Kleidung aus aller Welt – fair für alle?
Von: Stephanie Ertl - VerbraucherService Bayern
In diesem Beitrag finden Sie folgende Inhalte:
- Menschenunwürdige Arbeitsbedingungen in der Textilbranche
- Soziale Mindeststandards bei der Herstellung von Kleidung
- Auf dem Weg zu sozialer Verantwortung
- Natur- oder Chemiefasern - welche Faser ist umweltfreundlich?
- Orientierungshilfen beim Kauf
- Verantwortungsvoller Kleiderkauf
- Tipps für Verbraucher
Menschenunwürdige Arbeitsbedingungen in der Textilbranche
Viel, schnell und billig - nach dieser Devise werden weltweit Hosen, Schuhe und T-Shirts hergestellt. Die arbeitsintensiven Schritte der Kleiderproduktion erfolgen heute Großteils in Niedriglohnländern, oft unter Verletzung grundlegender Menschenrechte und internationaler Arbeitsstandards.
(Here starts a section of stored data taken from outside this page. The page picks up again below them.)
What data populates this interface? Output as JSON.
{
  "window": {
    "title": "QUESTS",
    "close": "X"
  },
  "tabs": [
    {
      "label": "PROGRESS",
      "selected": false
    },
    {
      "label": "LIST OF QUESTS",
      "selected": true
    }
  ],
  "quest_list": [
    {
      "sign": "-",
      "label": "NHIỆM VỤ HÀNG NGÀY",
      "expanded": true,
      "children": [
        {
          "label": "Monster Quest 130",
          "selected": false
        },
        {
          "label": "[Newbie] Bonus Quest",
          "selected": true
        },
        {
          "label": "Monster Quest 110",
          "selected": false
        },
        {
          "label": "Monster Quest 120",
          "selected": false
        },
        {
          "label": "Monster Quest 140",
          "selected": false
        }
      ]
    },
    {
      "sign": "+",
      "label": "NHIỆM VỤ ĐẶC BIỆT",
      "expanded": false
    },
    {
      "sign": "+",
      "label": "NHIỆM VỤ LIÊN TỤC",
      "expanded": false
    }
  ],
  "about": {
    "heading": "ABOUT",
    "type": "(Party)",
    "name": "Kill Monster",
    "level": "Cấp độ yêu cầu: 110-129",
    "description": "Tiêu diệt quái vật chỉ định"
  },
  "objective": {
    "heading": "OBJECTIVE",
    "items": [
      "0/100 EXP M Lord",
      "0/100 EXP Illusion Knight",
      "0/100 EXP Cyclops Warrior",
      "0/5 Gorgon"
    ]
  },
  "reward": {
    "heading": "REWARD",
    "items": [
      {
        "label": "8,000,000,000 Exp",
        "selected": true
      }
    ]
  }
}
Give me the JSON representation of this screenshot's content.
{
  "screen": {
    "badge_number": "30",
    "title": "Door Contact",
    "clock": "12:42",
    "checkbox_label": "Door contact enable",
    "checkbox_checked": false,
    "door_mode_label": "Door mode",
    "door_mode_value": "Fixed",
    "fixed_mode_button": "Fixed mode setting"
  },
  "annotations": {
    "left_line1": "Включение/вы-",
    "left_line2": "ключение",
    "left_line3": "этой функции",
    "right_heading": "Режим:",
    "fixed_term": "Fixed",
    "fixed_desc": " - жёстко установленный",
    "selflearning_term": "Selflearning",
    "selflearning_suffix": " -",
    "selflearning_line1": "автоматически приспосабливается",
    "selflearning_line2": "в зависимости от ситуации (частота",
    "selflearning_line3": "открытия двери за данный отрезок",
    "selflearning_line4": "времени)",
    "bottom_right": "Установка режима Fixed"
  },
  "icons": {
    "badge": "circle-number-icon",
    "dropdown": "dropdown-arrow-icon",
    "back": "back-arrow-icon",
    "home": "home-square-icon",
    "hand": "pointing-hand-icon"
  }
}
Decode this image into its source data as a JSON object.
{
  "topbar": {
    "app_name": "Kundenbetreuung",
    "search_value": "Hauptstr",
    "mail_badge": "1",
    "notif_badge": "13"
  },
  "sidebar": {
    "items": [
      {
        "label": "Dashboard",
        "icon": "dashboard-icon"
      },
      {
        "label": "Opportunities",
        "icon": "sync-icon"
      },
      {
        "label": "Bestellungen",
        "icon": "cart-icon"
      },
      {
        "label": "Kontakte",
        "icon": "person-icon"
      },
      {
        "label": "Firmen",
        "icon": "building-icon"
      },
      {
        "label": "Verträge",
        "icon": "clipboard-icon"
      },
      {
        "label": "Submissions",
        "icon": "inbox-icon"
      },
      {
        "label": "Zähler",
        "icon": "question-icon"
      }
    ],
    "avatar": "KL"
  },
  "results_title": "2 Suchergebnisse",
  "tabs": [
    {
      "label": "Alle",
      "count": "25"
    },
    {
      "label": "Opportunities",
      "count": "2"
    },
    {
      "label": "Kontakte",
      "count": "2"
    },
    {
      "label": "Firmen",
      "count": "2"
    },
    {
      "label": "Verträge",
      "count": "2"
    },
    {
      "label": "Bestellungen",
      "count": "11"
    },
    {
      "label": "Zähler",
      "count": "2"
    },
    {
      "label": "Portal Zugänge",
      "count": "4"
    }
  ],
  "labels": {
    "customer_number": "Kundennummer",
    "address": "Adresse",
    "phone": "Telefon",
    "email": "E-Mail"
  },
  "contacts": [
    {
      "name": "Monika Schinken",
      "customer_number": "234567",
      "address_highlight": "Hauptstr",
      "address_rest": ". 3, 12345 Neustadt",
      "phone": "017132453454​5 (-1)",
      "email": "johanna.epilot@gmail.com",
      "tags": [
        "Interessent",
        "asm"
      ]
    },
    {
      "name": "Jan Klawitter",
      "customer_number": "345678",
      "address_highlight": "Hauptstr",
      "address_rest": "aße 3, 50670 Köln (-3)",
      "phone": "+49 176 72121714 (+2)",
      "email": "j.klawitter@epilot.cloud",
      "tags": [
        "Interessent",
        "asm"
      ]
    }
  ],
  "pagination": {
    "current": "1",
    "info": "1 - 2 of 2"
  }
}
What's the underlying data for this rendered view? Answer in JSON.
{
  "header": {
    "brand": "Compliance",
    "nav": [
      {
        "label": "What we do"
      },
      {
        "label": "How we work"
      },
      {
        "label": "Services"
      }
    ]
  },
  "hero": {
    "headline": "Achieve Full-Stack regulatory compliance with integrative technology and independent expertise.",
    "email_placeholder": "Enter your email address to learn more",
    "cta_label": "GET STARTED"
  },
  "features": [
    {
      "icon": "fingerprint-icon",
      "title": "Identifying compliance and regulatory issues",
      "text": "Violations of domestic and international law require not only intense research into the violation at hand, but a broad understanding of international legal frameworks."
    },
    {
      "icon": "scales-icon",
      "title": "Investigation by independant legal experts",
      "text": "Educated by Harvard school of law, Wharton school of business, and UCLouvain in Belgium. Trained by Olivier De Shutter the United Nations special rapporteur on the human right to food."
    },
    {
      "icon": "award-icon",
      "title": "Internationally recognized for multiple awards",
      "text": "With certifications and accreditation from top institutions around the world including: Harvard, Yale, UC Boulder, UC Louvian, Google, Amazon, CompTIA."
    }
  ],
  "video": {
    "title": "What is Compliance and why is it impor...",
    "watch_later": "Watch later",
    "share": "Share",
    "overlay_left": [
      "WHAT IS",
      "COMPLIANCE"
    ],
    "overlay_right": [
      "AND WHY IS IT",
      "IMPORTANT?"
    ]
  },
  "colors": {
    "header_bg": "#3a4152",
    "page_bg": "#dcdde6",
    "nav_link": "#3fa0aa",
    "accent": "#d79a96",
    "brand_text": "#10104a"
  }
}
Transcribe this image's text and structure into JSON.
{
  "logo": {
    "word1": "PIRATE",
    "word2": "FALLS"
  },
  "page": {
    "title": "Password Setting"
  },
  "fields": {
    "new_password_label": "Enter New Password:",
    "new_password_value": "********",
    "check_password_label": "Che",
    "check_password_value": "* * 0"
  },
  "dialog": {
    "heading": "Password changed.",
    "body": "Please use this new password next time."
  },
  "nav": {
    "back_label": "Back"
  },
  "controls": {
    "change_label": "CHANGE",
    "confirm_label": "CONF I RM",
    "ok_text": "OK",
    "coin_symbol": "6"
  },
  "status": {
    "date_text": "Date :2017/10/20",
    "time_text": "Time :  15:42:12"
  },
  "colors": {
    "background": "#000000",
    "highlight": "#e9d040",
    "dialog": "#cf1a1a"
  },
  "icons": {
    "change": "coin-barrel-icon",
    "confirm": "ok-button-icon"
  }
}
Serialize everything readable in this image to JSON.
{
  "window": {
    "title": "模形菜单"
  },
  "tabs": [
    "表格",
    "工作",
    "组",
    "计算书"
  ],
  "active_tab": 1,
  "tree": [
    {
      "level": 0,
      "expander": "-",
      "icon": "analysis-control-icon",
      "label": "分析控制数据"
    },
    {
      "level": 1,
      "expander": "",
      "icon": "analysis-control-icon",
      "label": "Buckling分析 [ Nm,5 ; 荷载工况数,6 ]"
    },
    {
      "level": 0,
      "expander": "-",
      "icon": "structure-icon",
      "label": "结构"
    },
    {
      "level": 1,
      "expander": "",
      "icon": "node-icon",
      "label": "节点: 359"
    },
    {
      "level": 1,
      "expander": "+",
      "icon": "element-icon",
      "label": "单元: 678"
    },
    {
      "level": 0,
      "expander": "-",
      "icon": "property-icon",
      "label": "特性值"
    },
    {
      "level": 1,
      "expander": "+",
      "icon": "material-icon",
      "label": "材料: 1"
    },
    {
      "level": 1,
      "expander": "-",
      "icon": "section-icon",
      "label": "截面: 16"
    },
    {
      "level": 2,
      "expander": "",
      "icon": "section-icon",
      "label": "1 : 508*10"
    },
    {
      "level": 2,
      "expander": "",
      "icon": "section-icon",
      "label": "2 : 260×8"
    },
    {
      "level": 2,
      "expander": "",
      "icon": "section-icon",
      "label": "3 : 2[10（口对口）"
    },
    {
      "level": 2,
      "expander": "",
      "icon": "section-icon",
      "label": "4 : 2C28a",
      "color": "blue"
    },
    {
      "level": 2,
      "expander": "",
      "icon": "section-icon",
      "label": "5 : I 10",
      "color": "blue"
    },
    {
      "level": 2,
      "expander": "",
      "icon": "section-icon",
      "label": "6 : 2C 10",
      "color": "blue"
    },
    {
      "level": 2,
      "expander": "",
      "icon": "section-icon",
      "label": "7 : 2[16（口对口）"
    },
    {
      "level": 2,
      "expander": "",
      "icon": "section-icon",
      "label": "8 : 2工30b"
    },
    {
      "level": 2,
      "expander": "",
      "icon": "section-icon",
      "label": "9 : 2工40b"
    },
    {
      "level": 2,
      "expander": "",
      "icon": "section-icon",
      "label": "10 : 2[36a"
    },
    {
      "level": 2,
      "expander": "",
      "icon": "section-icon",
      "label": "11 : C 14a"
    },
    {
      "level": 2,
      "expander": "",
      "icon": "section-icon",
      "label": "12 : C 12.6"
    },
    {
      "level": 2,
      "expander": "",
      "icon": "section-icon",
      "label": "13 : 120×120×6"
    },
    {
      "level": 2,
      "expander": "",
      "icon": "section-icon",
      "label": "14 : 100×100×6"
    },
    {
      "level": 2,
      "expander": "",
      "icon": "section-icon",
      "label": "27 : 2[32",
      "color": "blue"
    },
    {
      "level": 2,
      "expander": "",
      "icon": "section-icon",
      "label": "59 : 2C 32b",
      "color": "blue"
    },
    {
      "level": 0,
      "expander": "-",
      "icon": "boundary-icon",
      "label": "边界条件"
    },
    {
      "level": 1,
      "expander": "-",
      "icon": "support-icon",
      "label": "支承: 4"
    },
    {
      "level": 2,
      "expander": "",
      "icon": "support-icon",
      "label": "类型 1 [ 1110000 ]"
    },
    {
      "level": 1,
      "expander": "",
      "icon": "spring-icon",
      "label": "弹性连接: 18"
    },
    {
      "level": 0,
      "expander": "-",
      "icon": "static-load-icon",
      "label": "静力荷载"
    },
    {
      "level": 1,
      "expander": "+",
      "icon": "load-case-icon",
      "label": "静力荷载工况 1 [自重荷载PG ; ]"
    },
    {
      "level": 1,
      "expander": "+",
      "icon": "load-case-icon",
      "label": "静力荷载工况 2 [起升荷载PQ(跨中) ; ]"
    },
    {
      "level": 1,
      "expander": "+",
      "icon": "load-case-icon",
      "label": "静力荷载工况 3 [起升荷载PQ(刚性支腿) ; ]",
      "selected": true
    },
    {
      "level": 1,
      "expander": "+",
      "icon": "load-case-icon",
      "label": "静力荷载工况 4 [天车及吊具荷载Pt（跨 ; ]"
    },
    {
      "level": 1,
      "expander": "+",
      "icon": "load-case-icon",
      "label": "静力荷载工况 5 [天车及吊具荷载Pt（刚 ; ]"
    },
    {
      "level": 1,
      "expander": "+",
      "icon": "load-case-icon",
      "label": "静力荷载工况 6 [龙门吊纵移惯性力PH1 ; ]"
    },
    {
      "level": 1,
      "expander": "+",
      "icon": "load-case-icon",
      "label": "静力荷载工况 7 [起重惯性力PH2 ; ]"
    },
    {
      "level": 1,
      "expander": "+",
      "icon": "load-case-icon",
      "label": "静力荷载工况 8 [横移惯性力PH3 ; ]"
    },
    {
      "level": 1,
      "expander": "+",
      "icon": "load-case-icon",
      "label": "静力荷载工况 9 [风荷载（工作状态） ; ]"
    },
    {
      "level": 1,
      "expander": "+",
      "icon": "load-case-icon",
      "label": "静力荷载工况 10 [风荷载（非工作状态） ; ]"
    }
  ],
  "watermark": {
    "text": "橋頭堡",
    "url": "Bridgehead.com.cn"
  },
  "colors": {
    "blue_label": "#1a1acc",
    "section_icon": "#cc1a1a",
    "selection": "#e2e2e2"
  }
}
Unbezahlte Überstunden bei Arbeitszeiten von bis zu 15 Stunden und fehlender Gesundheitsschutz sind üblich, ebenso mangelhafte Sicherheitsvorkehrungen, Kinderarbeit und Diskriminierung von Arbeiterinnen. Der vielerorts staatlich festgelegte Mindestlohn reicht oft nicht aus, um die Grundbedürfnisse zu decken.
Soziale Mindeststandards bei der Herstellung von Kleidung
Die Internationale Arbeitsorganisation ILO hat acht so genannte Kernarbeitsnormen entwickelt, die als sozialer Mindeststandard anzusehen sind. Ausgehend von diesen Mindestarbeitsnormen hat die Kampagne für Saubere Kleidung einen exemplarischen Verhaltenskodex (Code of Conduct) erstellt, zu dessen Einhaltung für alle Verarbeitungsstufen der Textilkette sich die Hersteller verpflichten können.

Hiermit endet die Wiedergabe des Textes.